Tuesday, September 11, 2012

Apple's UDID Leak and the LIMA Solution


A million UDIDs (Unique Device IDs) that identified Apple devices were leaked this week, and it was hinted that this was just part of a set of 12 million UDIDs that had been stolen.

From an Identity Management perspective, the questions that arise are:
  • Is this serious?
  • Could this have been prevented?
  • And (if anyone is perspicacious enough to ask), is there an architectural approach that will render such leaks harmless?

The answer to the first question so far appears to be no, because the UDIDs themselves are hopefully meaningless. They tend to be associated with meaningful data, and it is these associations that are privacy-sensitive. As long as privacy-sensitive data indexed by UDIDs is not also leaked, this leakage of IDs need not be a disaster.

Being cynical, I believe that the answer to the second question is always no. To quote Dr Ian Malcolm of Jurassic Park, "Life will find a way". I don't believe any secret is perpetually or provably safe. Think Wikileaks.

Which brings us to the third question, which hardly anyone even thinks of asking. Note that there is a big difference between asking the obvious but naive question (which was our second one), "Is there a way to prevent such leaks from taking place?" and asking the smarter one, "Is there a way to prevent (inevitable) leaks from having an impact?"

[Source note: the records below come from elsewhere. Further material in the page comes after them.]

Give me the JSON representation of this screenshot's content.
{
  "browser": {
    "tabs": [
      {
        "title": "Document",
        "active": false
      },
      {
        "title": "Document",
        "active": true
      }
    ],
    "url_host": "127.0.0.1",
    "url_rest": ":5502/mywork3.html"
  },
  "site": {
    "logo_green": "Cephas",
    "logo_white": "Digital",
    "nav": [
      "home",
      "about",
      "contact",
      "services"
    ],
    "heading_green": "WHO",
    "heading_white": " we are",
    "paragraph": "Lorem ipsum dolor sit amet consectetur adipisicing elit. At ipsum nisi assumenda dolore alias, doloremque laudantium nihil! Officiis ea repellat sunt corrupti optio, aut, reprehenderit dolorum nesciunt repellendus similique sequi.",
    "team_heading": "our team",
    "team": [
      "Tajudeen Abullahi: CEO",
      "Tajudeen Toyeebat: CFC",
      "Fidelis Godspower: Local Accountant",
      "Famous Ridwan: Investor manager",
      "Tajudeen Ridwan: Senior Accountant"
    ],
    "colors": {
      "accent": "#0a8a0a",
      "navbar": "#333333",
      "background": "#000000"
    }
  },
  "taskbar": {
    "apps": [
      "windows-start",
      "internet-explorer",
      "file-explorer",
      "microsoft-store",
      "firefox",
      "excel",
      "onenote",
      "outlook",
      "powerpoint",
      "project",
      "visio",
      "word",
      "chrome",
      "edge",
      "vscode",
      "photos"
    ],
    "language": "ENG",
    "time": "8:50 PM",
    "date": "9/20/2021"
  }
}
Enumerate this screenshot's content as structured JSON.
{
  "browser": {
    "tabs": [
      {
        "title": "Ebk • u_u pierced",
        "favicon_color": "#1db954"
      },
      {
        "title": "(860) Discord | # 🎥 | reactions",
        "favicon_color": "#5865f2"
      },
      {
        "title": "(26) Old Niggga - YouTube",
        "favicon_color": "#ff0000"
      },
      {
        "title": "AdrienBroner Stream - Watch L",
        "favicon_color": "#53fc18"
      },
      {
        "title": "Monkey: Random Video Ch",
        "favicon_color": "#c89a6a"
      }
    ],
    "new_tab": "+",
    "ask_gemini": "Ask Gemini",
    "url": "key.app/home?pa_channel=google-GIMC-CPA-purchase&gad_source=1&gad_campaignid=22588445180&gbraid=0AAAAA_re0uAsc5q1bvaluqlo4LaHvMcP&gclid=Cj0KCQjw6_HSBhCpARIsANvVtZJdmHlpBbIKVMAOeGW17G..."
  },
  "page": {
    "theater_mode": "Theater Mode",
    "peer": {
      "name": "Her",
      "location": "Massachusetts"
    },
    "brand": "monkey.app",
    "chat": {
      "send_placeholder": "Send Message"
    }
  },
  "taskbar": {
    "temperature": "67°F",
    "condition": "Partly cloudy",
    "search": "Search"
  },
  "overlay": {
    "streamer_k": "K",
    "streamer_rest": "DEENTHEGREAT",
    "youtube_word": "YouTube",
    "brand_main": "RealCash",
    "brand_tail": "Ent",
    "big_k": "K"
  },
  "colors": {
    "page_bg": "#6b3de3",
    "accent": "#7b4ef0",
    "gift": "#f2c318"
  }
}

I believe there is such a way, based on my experience of designing loosely-coupled IAM systems. Loose coupling not only makes housekeeping tasks such as splitting and merging identities easier, it can help to recover relatively painlessly from events like the leakage of Apple's UDIDs. Now, I'm not an Apple fanboy and have studiously avoided being sucked into that closed ecosystem, so I'm not quite sure how exactly it operates. They may already be using a variant of the scheme I am about to describe, and if so, good for them.

LIMA (Lightweight/Low-cost/Loosely-coupled Identity Management Architecture) has the notion of multiple identifiers for an entity. There is a meaning-free internal identifier that is private to a system and not meant to be shared with third parties or systems. And then there could be multiple external identifiers, which may be either meaningful or meaning-free, that may be shared with third parties. The privacy of the internal identifier is not so much for confidentiality as it is for flexibility, as we will see. (Confidentiality is an orthogonal concern that is ensured through other means.)

Under the LIMA scheme, Apple's UDID would be classified as an external identifier because it is shared between third parties such as app developers and customers themselves. If Apple and its partners followed LIMA, they would all use separate internal identifiers in their systems that are distinct from the UDID. They would each map these internal identifiers to the shared UDID and associate their data elements with these internal identifiers, not with the UDID itself.

UDID <===> Internal Identifier <===> All other data elements

Once a set of UDIDs was (inevitably) leaked, it could be replaced with a minimum of fuss. Anyone concerned about the leakage of their UDID could log into Apple and request another one. They would first need to be authenticated, of course. Since we are not talking about a leakage of passwords here, the authentication would still be relatively foolproof. Once the identity of the user (device) was established (i.e., the internal identifier was determined from the UDID), another UDID could be easily generated and associated with the internal identifier. The new UDID could then be shared with all authorised partners that used the old one. The old UDID would be marked "retired" and de-linked immediately from the internal identifier, and thereby from all privacy-sensitive data. Thus the leakage of UDIDs could be rendered harmless.

What if the internal identifiers used by Apple or one of its partners were themselves leaked? Well, though this appears at first glance to be much more serious, we did say that the private nature of the internal identifier was not for confidentiality but for flexibility. It's in fact even simpler to replace internal identifiers because they're not shared with any external party. Simply generate new meaning-free identifiers to replace the old ones wherever they are used within the organisation. There should be systems to do this as a matter of routine, because any dependence upon the specific value of an identifier is a source of rigidity and brittleness.

Loose coupling through two levels of identifiers provides flexibility. If the UDID is the only identifier (internal as well as external) used in the Apple ecosystem, then they're ninnies.